In order to be certain that he is indeed addressing the pure species within the individual, he himself must have already extinguished the individual within himself, and must have elevated himself to species-being. Only when he no longer experiences emotion as belonging to this or that specific person (in whom the notion of species would always remain limited), but rather as belonging to man as a universal, can he then be certain that the emotions of the entire human species will follow his own; indeed, he is just as entitled to strive for this effect, as he is to demand pure humanity from each human individual.

The other person I want to bring in on this dialogue is Lyndon LaRouche, for whom Classical art, and Classical music in particular, was a center of his mental life, and formed to a large degree the structure of his thought. It played a crucial role in his discovery in economics, and he, in turn, contributed a great deal to enrich our understanding and love of great music. I want to encourage everyone to study his writings on music and the poetic principle.

EIRNS/Stuart Lewis
Lyndon LaRouche and Helga Zepp-LaRouche at the founding conference of the Schiller Institute in Arlington, Virginia on July 3-4, 1984.

Real Music Is Not Romantic

At the founding conference of the Schiller Institute in 1984, LaRouche discussed the difference in quality between real music, human music, and romanticism, which is the fundamental characteristic of popular music today:

The creative element in music, the difference between a blank and a real musician is that in real music the passion, the beauty, the excitement, is not located in chromatic sensual effects—that is romanticism. It is not located in the “freedom” of the “interpreter”—another word for liar—certain gratifying effects, idiosyncrasies for which he is famous. The performer is properly enslaved to the music, not in any rigorous programmed sense, but in the sense that in great contrapuntal music, there is a progress of development, rigorous development. . . .

The excitement of music is the same excitement that you feel in a profound scientific discovery, or the excitement that a child experiences in solving a problem and re-experiencing discoveries made before: The passion of music is the experience of that light turning on in your head at the point you have made a discovery. It is an emotion which is precisely congruent with love, in the most profound sense of love. To love someone is to love them in precisely these terms of passion—the passion of discovery, the passion to create, to elevate by creativity, to communicate something which will become immortally useful.

The Power of Beauty

A population which is surrounded by beauty—by beautiful art, beautiful architecture, beautiful music—which taps into the imagination, the capacity for creative play which is inherent in every person; such a population won’t be emotionally incapable of responding to the great tasks of his or her time, but will be able to take in the problems of humanity as their own.

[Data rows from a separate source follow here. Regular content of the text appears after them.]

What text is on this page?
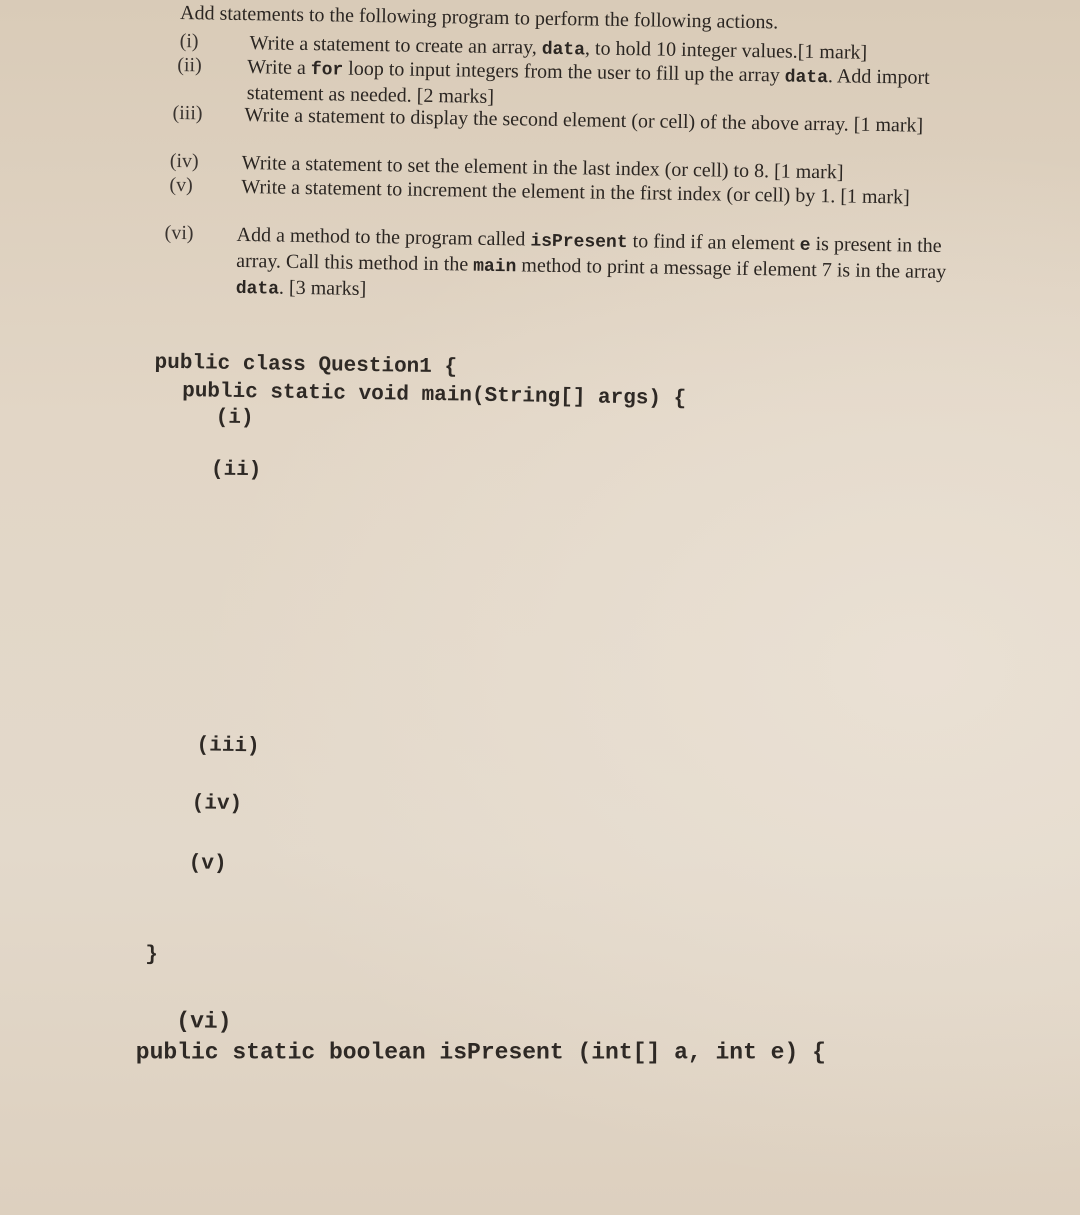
Add statements to the following program to perform the following actions.
(i)	Write a statement to create an array, data, to hold 10 integer values.[1 mark]
(ii) Write a for loop to input integers from the user to fill up the array data. Add import statement as needed. [2 marks]
(iii) Write a statement to display the second element (or cell) of the above array. [1 mark]
(iv) Write a statement to set the element in the last index (or cell) to 8. [1 mark]
(v) Write a statement to increment the element in the first index (or cell) by 1. [1 mark]
(vi) Add a method to the program called isPresent to find if an element e is present in the array. Call this method in the main method to print a message if element 7 is in the array data. [3 marks]
public class Question1 {
public static void main(String[] args) {
(i)
(ii)
(iii)
(iv)
(v)
}
(vi)
public static boolean isPresent (int[] a, int e) {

Does that mean that nobody on Earth will have degenerate impulses, or will act like a jerk anymore, and that everybody will be a perfect angel all the time? Of course not! But what it does mean, is that the predominant characteristic in the majority of the population will be one which enjoys creativity, one0 which prefers that higher characteristics of mankind dominate their character. It means that the majority of humanity will exhibit and delight in a sense of goodness—in the sweetness of truth, as Helga has said many times. And this is possible!

I would remind you that we are living in one of the most extraordinary periods in all of human history. This is a time such as Percy Shelley described when he said that at times of great social upheaval there is an “accumulation of the power of communicating and receiving intense and impassioned conceptions respecting man and nature.” For the first time in human history, we have the potential for a Renaissance to exist throughout all parts of humanity simultaneously—not merely within one culture, or one region of the planet; but for all of mankind, across the entire Earth. We are living at a moment when mankind is finally in the process of eliminating poverty for good. These are the kinds of moments when great changes which you didn’t think were possible before, become reality. This is possible. And because it is possible, you should join us and fight to make it happen.